The Evolution, Misconceptions, and Reality of AutoML


AutoML makes AI more accessible by automating complex manual data science processes. But there are caveats to its use. Here are the top 5 myths and realities about AutoML.

As businesses around the world expand AI and machine learning (ML) efforts, one key challenge has been finding AI talent. A majority of medium and large businesses are discovering that data science teams are expensive to hire, especially during challenging economic times.

Data scientists typically work for a handful of Fortune 500 companies, and hiring these data scientists is beyond the reach of most businesses. Data science projects require an interdisciplinary team of data scientists, ML engineers, software architects, BI analysts, and subject matter experts. Given the variety of data science projects, and the substantial amount of data manipulation required, building and retaining this type of team is an arduous task. How can modern enterprises overcome these challenges and scale their data science operation? How can businesses with strong BI practice leverage recent advances in technology to expand predictive analytics?

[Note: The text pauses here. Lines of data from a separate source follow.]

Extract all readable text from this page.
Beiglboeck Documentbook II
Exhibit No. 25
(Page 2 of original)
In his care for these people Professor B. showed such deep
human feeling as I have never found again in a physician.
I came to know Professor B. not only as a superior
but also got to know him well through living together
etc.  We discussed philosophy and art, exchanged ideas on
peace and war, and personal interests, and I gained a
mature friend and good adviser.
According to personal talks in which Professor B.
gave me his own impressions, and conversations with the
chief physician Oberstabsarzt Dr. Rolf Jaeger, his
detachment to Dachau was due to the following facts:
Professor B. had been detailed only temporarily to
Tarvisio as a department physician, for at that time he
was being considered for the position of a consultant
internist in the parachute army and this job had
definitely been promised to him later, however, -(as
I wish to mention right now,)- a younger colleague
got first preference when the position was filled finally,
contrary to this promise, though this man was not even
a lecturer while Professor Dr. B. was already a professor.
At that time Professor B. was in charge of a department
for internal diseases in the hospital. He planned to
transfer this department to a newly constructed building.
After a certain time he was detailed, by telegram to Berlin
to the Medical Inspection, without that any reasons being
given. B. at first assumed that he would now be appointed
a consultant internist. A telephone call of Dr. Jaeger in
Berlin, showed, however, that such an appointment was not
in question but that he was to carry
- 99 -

See also: 3 Inconvenient Truths about AI and ML

That’s where automated machine learning (AutoML) comes into play. AutoML solutions make AI more accessible to everyone by automating complex manual data science processes. By empowering citizen data scientists with advanced analytical tools, companies can reap the benefits of emerging technology. These citizen data scientists can bridge the skill gap, address the labor shortage, and enable companies to leverage the existing resources they already have. Business analytics and BI professionals can leverage AutoML platforms to inject predictive and prescriptive analytics to uncover deep insights, enable business leaders to make decisions with real-time analytics, and optimize business performance driven by data.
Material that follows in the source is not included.